I'm currently the Head of Product at a startup in the Series A stage. Like many others, we feel the recession, but we're not complaining. We have a few years of runway. We're mainly experiencing a significant slowdown in our growth. Our ARR hasn't changed much this year. This essentially means that our Series B funding round is pushed back to 2025 (if it happens at all)
I'm in a pretty good position, enjoy a good working environment, and have earned the trust of my founders. However, I'm increasingly feeling bored and eager to take on new challenges. After four years here, it feels like I've explored all aspects of my role.
Yet, I find myself feeling somewhat trapped by my company shares. They are currently worth $200,000, and exercising them would cost me $25,000. While I do have the funds, it's a substantial chunk of my savings, about 30%. On the flip side, I'm confident in the company's potential and believe these shares could increase in value. The company isn't overvalued at the moment. In case of an exit, there's a good chance for a significant profit, which is crucial considering I live in a high-cost real estate area where a decent salary alone doesn't cut it for home ownership. These shares might be one of my few, possibly only, shots at building substantial wealth. Of course, I know I could also lose everything.
I'm reaching out for advice because I'm at a crossroads. This situation is new to me, and I'm not even sure what information I should be considering to help make this decision. My initial plan was to wait until the Series B round, as it seemed to significantly lower the risk of loss. But with the Series B now pushed back by two years, I don't know. I'm not sure I can wait that long, yet I'm also not ready to make a snap decision about acquiring these shares.
Should I wait? Should I go ahead and acquire all the shares? Should I leave and acquire none? Or should I leave and only acquire a portion of the shares? I know there's no definitive answer, but I would appreciate some insights to help lean towards a decision.

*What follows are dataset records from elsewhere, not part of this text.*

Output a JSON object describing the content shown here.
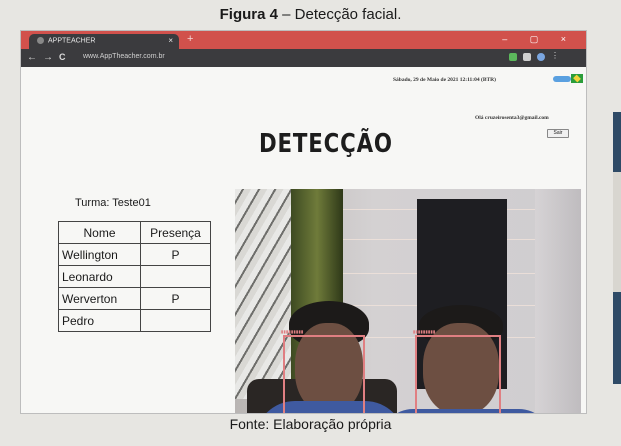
{
  "figure": {
    "label": "Figura 4",
    "caption": " – Detecção facial.",
    "source": "Fonte: Elaboração própria"
  },
  "browser": {
    "tab_title": "APPTEACHER",
    "tab_close": "×",
    "new_tab": "+",
    "window_controls": "– ▢ ×",
    "address": "www.AppTheacher.com.br",
    "back": "←",
    "forward": "→",
    "reload": "C"
  },
  "header": {
    "date_line": "Sábado, 29 de Maio de 2021     12:11:04 (BTR)",
    "user_email": "Olá cruzeirosenta3@gmail.com",
    "logout_label": "Sair",
    "title": "DETECÇÃO"
  },
  "class_info": {
    "label": "Turma: Teste01"
  },
  "attendance": {
    "headers": [
      "Nome",
      "Presença"
    ],
    "rows": [
      {
        "name": "Wellington",
        "presence": "P"
      },
      {
        "name": "Leonardo",
        "presence": ""
      },
      {
        "name": "Werverton",
        "presence": "P"
      },
      {
        "name": "Pedro",
        "presence": ""
      }
    ]
  },
  "colors": {
    "tab_bar": "#d1514c",
    "toolbar": "#3b3b3e",
    "face_box": "#e07f82"
  }
}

I feel unable to make this decision alone right now.
Has anyone been in a similar situation?
Thanks a lot for your insights.
According to whom? Is there a secondary market or is this just the FMV from the last valuation? If there is no liquidity, they might be "worth" $200k for tax purposes, but as with most startups there is a chance that everything falls apart and that there is no liquidity event.
> exercising them would cost me $25,000
I would double check what your expected tax bill would be, because it sounds like you might have $175k worth of paper gains. The effective cost to exercise might be much higher depending on where you live and your tax situation.
Lastly, if you are the Head of Product at a startup, I would assume that you could find a high enough paying job so that $25k isn't a significant burden on you, assuming you don't live above your means. Getting some offers may help you decide in the end.
You should try to negotiate a conversion of your ISO shares to NSO shares, and extend the exercise window by 7 years. This will change the tax profile a bit for the shares, but allow you to keep your equity and still leave to do something else. It's a common option, but not given as an option to every employee, only those who are well vested. But it's way better than losing your shares with a 90 day exercise window.
If they won't go for that, you should ensure that you know what the current 409a value is for the company. Ask one of the finance folks to help you answer that question. If it is lower than the strike price on your ISOs, you are underwater on the options and you should not exercise and instead let them expire. You'd be better off investing the $25K on something else with better returns.
In my opinion, joining startups after Series A and before they switch to RSUs just doesn't work. It is not possible to make it work financially. (Without a 7-10 year exercise window).
I'm not certain what you should do, but consider that if you feel trapped now, you will continue feeling trapped in the future. Also, you may be able use your current equity as leverage in a negotiation for a new role, and get a bigger offer in a company that offers you the equity on fair terms.
Finally, I've heard of secondary markets working for people, but I don't know anyone directly who's used them.
A long runway, without growth, is a ticking time bomb if VCs are in the picture. Unless you really know and trust your investors... cash out now.